Madrugada
Un poing qui s’ouvre

 

L’acteur est l’ami de l’écrivain de théâtre, par-delà les fantômes qui peuplent le moment où l’on écrit, l’acteur présent en ombre, près de la table de travail. L’ami, c’est l’acteur, à travers le personnage, en passant par lui, traversant les fantômes. J’ai écrit Madrugada pour Gérald Maillet. Un acteur avec lequel, jadis, j’ai partagé des scènes, sous la direction d’Emmanuel Demarcy-Mota. Ensemble, nous avons joué dans Peine d’amour perdue de William Shakespeare. Gérald est un acteur et un ami. Il m’a demandé d’écrire un texte pour lui. Or, je préfère écrire pour quelqu’un en particulier plutôt que pour n’importe qui, et si ce quelqu’un est un ami, c’est ça de gagné, que l’écriture n’aura pas à imaginer.

 

Gérald Maillet est un acteur que j’aime, généreux et précis, capable d’une grande sincérité ; il se met en quête de ses personnages avec une joie aussi virile que délicate. C’est un arpenteur de la scène, un travailleur de fond, un « amant » des personnages qu’il habite. J’ai écrit pour lui une fable qui avance masquée, qui prend le masque de l’aveu pour ne pas dire qu’elle est une fable, comme le personnage prend le masque de l’acteur pour (ne pas) dire qu’il est un personnage.

 

Un aveu : quelqu’un prétend qu’il tient son poing fermé, qu’il est prêt à s’en servir pour frapper, il reconnaît avoir déjà frappé avec ce poing-là. Quelqu’un vient, le poing fermé. De phrase en phrase, de confidence en boniment, de menace en parade, il va ouvrir le poing. Ce n’est rien d’autre que cela : un poing qui s’ouvre au bout d’un homme.

 

Je ne dis pas monologue ; car les acteurs restés seuls en scène ont été abandonnés. Il s’agit d’une pièce de théâtre pour acteur abandonné ; Gérald Maillet a été abandonné. C’est pour ça qu’il a le poing serré.

 

Il y a quelques années, j’ai assisté au travail remarquable de Jean-Marie Lejude sur le texte Hyènes de Christian Siméon. Seul en scène, Gérald Maillet interprétait le personnage inspiré par Théodore Frédéric Benoît.

 

Madrugada repose déjà sur une mémoire commune et des liens solides ; un socle de confiance.

 

Avec ce texte, j’espère donner à voir le théâtre en tant qu’espace de délicatesse, espace à conquérir sans cesse ; un lieu flou, sans cesse entre la vie et la mort, où tout disparaît en venant au monde.

 

Fabrice Melquiot
Auteur

Autour du jeu...

La sensation pour un acteur d'être seul en scène est incroyablement excitante. On se sent maître des lieux et du temps, avec ce petit soupçon d'inconnu, voire d'imprévu qui donne à la représentation toute son unicité de partage avec le public.

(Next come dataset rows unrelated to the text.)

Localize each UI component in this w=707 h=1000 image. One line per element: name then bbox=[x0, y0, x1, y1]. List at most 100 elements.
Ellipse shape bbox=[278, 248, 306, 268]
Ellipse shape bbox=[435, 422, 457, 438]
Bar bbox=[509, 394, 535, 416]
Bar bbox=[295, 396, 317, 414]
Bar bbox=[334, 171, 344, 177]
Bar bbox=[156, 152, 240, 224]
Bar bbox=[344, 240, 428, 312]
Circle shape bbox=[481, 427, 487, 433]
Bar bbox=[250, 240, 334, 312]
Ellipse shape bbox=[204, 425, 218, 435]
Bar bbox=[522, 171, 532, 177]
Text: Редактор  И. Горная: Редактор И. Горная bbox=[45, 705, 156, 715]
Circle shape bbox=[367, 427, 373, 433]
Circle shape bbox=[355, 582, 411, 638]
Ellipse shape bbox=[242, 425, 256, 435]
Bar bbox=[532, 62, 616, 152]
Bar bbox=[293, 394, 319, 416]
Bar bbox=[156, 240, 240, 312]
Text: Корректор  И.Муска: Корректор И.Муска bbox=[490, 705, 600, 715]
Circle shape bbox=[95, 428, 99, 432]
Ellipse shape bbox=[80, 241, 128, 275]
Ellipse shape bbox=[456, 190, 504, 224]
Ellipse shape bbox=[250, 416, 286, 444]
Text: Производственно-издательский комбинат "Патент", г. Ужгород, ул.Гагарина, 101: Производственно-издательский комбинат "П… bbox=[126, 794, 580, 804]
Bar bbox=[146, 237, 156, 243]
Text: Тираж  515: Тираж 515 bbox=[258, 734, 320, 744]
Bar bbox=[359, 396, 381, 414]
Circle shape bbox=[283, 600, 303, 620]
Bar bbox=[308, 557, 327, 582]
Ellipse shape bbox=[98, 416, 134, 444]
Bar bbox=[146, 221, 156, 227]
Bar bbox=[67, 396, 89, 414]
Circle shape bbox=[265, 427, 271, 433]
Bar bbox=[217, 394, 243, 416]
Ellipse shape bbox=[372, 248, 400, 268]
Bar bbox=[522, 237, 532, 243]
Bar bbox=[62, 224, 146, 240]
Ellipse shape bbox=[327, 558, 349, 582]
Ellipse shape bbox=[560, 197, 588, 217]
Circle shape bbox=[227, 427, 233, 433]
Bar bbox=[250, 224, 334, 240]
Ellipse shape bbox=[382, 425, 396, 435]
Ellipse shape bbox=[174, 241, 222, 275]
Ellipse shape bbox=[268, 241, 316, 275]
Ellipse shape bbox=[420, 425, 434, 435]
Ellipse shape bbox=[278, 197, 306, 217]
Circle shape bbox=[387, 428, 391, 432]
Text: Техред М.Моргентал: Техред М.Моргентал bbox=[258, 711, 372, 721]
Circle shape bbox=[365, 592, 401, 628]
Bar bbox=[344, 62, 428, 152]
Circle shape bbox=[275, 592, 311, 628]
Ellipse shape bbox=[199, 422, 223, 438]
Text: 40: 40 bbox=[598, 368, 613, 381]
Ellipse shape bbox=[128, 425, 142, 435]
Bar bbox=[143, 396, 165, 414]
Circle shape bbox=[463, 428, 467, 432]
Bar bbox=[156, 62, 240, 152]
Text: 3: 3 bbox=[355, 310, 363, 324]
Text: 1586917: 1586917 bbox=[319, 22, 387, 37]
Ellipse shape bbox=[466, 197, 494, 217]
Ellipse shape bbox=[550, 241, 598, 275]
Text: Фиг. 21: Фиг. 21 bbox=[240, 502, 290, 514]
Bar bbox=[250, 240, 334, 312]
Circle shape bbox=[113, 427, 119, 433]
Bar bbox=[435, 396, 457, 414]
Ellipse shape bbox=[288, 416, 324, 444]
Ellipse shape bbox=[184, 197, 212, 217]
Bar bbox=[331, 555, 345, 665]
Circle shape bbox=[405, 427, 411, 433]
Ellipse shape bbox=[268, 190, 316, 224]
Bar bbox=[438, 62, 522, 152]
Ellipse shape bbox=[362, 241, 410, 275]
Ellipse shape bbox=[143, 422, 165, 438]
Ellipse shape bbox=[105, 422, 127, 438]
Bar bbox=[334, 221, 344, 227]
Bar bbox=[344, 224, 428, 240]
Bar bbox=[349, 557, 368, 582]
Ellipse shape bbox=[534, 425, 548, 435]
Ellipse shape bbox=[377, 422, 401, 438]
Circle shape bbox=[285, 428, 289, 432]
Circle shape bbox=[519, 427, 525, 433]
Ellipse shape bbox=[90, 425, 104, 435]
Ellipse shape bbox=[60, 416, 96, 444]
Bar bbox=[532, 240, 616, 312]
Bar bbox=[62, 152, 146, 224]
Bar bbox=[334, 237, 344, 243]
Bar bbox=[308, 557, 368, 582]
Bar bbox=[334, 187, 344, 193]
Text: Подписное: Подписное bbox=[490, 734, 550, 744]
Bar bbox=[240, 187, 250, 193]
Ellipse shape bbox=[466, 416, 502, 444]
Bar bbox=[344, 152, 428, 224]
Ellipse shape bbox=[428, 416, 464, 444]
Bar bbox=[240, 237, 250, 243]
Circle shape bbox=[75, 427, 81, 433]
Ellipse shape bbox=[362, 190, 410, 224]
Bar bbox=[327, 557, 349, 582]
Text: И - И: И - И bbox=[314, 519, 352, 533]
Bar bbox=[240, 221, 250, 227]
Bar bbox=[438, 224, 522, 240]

L'introspection est là qui nous guette.

La particularité du texte de Fabrice Melquiot est que l'acteur et le personnage ne font qu'un.

Qu'est-ce que la représentation de soi-même ? Quel acteur je suis ? Quel homme suis-je ? Et l'auteur de nous demander :"Qu'est-ce qu'un secret ?"

 

Madrugada veut dire Aube en portugais. Il n'est jamais trop tôt pour tenter de faire parler les secrets…

 

Gérard Maillet
Comédien

Autour de la musique...

A la lecture du texte, on est un peu surpris: il s'agit bien d'un monologue. Un homme seul nous parle, on écoute.

Il dit et pose des questions, beaucoup de questions. Alors on répond. Pas oralement, mais tout de même. On répond. On ne peut pas s'en empêcher.

L'homme est un peu violent Il menace et dit aimer ça.

 

La musique que j'entends écoute le texte.

Elle va puiser ses racines dans les viscères plutôt que sur la peau, sous la terre plutôt que dans le ciel.

Mais que l'on ne s'imagine pas pour autant que cette musique sera sombre et sans appel.

Non, la mélodie est bien là, écrite noire sur blanc, avec sa lumière à elle, comme autant de chansons américaines.